Therefore, centre of mass from base BC of cone will be –

\bar {y_{base}} = \left [ h - \left ( \frac {2h}{3} \right ) \right ]

= \left ( \frac {h}{3} \right )

*A right circular hollow cone has centre of mass at a height of * \left ( \frac {h}{3} \right ) * from its base.*

__Centre of Mass of Irregular Lamina__

*Centre of mass of irregular shaped solid laminar body is determined by vector addition of the position vectors for all tiny mass particles of that body.*

Consider about a irregular lamina as shown in figure.

Assume that the lamina is made up of ( n ) numbers of tiny particles of masses ( m_1 ), \ ( m_2 ), \ ....... ( m_n ) etc.

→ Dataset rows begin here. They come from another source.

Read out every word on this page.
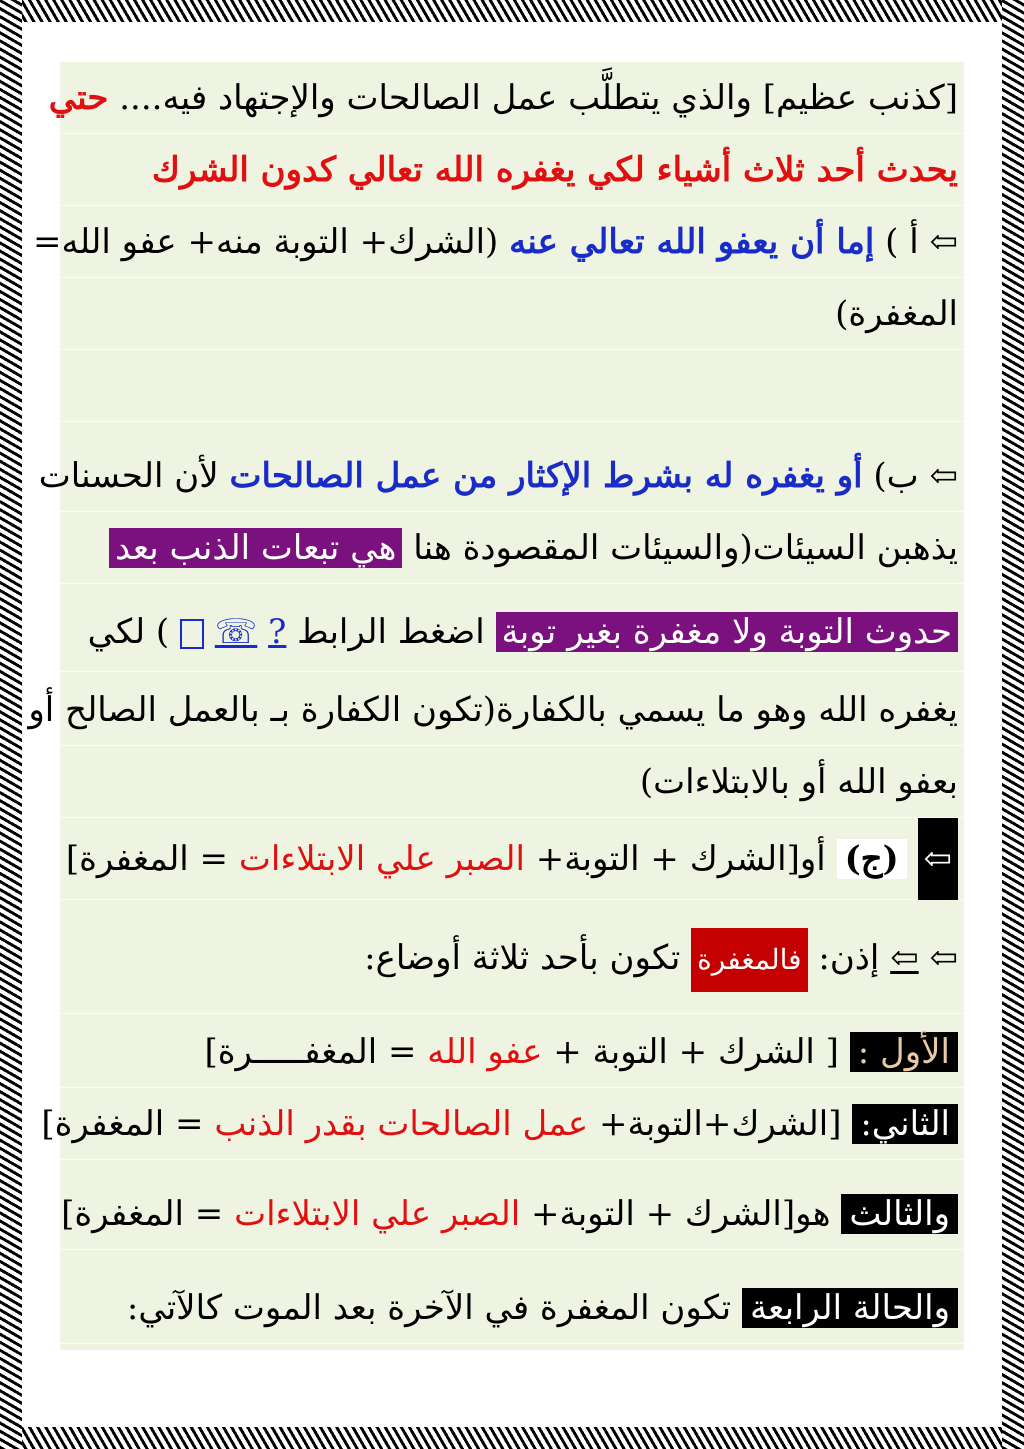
[كذنب عظيم] والذي يتطلَّب عمل الصالحات والإجتهاد فيه.... حتي
يحدث أحد ثلاث أشياء لكي يغفره الله تعالي كدون الشرك
⇦ أ ) إما أن يعفو الله تعالي عنه (الشرك+ التوبة منه+ عفو الله=
المغفرة)
⇦ ب) أو يغفره له بشرط الإكثار من عمل الصالحات لأن الحسنات
يذهبن السيئات(والسيئات المقصودة هنا هي تبعات الذنب بعد
حدوث التوبة ولا مغفرة بغير توبة اضغط الرابط ? ☏  ) لكي
يغفره الله وهو ما يسمي بالكفارة(تكون الكفارة بـ بالعمل الصالح أو
بعفو الله أو بالابتلاءات)
⇦ (ج) أو[الشرك + التوبة+ الصبر علي الابتلاءات = المغفرة]
⇦ ⇦ إذن: فالمغفرة تكون بأحد ثلاثة أوضاع:
الأول : [ الشرك + التوبة + عفو الله = المغفـــــرة]
الثاني: [الشرك+التوبة+ عمل الصالحات بقدر الذنب = المغفرة]
والثالث هو[الشرك + التوبة+ الصبر علي الابتلاءات = المغفرة]
والحالة الرابعة تكون المغفرة في الآخرة بعد الموت كالآتي:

Point ( A ) is taken as the reference point to locate the centre of mass of the body.

Let, the co-ordinates of tiny mass particles from reference point ( A ) are –

( x_1, \ y_1 ), \ ( x_2, \ y_2 ), \ ....... ( x_n, \ y_n ) etc.

These co-ordinates represent the position of centre of mass of individual tiny particles with respect to point ( A ) .

By taking vector sum of all the *moments* of tiny mass particles about point ( A ) , we will get the position of centre of mass for the whole body.

Therefore, x co-ordinate of centre of mass of body will be –

M_x = \left [ \frac {\left ( m_1 x_1 \right ) + \left ( m_2 x_2 \right ) + ....... + \left ( m_n x_n \right )}{\left (m_1 + m_2 + ..... + m_n \right )} \right ]

Similarly, y co-ordinate of centre of mass of body will be –

M_y = \left [ \frac {\left ( m_1 y_1 \right ) + \left ( m_2 y_2 \right ) + ....... + \left ( m_n x_n \right )}{\left (m_1 + m_2 + ..... + m_n \right )} \right ]

Therefore, whole mass of the body can be assumed to be concentrated at a point whose co-ordinate is \left ( M_x, \ M_y \right ) .